‘Methusalem has been unco “wastefu’ in wives"!’ said Logan.
’His family have been consulting me—the women in tears. He will marry his grandchildren’s German governess, and there is nothing to be done. In such cases nothing is ever to be done. You can easily distract an aged man’s volatile affections, and attach them to a new charmer. But she is just as ineligible as the first; marry he will, always a young woman. Now if a respectable virgin or widow of, say, fifty, could hand him a love philtre, and gain his heart, appearances would, more or less, be saved. But, short of philtres, there is nothing to be done. We turn away a great deal of business of that sort.’
The Society of Disentanglers, then, reluctantly abandoned dealings in this class of affairs.
In another distressing business, Merton, as a patriot, was obliged to abandon an attractive enterprise. The Marquis of Seakail was serving his country as a volunteer, and had been mentioned in despatches. But, to the misery of his family, he had entangled himself, before his departure, with a young lady who taught in a high school for girls. Her character was unimpeachable, her person graceful; still, as her father was a butcher, the duke and duchess were reluctant to assent to the union. They consulted Merton, and assured him that they would not flinch from expense. A great idea flashed across Merton’s mind. He might send out a stalwart band of Disentanglers, who, disguised as the enemy, might capture Seakail, and carry him off prisoner to some retreat where the fairest of his female staff (of course with a suitable chaperon), would await him in the character of a daughter of the hostile race. The result would probably be to detach Seakail’s heart from his love in England. But on reflection, Merton felt that the scheme was unworthy of a patriot.

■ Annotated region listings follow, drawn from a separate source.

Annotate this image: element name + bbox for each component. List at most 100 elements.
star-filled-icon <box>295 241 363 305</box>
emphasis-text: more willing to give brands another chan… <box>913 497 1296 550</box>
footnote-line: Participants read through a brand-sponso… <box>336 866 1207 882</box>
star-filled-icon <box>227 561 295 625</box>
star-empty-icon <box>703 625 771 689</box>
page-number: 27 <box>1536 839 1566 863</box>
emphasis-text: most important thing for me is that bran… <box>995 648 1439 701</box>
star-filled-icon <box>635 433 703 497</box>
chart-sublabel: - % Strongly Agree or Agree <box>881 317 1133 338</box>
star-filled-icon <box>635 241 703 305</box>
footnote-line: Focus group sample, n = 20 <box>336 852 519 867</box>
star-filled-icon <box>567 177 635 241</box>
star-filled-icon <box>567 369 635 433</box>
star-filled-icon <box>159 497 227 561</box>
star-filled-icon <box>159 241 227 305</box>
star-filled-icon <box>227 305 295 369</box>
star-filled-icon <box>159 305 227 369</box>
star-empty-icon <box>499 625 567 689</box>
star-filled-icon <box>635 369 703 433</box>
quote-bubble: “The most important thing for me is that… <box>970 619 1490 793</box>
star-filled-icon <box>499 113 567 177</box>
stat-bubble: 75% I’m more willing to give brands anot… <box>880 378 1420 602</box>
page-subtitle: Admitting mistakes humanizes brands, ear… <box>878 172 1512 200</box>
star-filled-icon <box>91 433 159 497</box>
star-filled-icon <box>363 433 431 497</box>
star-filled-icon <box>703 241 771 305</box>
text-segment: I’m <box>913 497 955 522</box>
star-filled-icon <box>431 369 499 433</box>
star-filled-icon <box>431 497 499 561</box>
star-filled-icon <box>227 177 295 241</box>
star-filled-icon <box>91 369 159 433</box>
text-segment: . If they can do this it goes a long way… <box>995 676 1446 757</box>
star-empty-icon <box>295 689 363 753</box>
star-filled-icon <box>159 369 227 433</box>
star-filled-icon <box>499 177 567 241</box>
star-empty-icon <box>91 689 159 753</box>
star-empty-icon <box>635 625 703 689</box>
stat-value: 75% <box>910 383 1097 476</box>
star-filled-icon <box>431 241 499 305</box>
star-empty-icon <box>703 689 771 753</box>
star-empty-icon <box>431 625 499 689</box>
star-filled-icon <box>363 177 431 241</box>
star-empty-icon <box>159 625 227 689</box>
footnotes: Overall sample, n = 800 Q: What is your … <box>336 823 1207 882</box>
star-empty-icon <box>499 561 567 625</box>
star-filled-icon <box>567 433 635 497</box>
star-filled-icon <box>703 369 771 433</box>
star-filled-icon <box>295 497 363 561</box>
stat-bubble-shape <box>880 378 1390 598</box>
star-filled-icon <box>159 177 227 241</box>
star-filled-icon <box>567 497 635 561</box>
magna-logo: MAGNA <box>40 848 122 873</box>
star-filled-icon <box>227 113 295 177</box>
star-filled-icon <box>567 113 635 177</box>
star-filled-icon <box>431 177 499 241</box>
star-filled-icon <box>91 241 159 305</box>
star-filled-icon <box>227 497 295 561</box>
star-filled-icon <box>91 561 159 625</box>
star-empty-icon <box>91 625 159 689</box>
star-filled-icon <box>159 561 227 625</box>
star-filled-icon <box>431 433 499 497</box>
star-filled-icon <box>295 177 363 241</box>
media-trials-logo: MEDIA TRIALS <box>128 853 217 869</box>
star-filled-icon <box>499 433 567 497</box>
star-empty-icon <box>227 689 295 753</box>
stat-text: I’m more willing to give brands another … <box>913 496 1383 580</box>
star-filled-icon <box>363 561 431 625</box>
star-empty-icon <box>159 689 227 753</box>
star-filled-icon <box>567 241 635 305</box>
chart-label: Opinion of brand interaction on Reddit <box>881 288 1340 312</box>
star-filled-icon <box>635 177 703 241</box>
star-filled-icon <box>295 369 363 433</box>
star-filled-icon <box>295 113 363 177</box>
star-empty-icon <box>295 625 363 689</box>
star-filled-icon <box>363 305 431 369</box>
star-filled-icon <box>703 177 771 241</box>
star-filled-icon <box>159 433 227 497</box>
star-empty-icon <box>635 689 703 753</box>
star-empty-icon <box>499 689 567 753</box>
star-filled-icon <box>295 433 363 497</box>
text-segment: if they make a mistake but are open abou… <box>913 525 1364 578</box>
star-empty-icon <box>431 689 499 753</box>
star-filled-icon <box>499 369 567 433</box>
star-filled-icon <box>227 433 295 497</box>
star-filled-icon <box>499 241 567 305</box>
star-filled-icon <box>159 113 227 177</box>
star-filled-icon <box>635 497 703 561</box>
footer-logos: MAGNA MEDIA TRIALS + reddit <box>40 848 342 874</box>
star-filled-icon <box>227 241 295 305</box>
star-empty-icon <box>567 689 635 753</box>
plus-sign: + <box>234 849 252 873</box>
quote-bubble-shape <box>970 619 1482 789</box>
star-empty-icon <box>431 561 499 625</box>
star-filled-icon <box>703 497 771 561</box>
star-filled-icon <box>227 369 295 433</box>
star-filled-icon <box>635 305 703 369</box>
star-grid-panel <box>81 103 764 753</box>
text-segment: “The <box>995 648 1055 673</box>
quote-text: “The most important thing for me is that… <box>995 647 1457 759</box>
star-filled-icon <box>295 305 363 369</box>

Other painful cases occurred. One lady, a mother, of resolute character, consulted Merton on the case of her son. He was betrothed to an excitable girl, a neighbour in the country, who wrote long literary letters about Mr. George Meredith’s novels, and (when abroad) was a perfect Baedeker, or Murray, or Mr. Augustus Hare: instructing through correspondence. So the matron complained, but this was not the worst of it. There was an unhappy family history, of a kind infinitely more common in fiction than in real life. To be explicit, even according to the ideas of the most abject barbarians, the young people, unwittingly, were too near akin for matrimony.
‘There is nothing for it but to tell both of them the truth,’ said Merton. ‘This is not a case in which we can be concerned.’
The resolute matron did not take his counsel. The man was told, not the girl, who died in painful circumstances, still writing. Her letters were later given to the world, though obviously not intended for publication, and only calculated to waken unavailing grief among the sentimental, and to make the judicious tired. There was, however, a case in which Merton may be said to have succeeded by a happy accident. Two visitors, ladies, were ushered into his consulting room; they were announced as Miss Baddeley and Miss Crofton.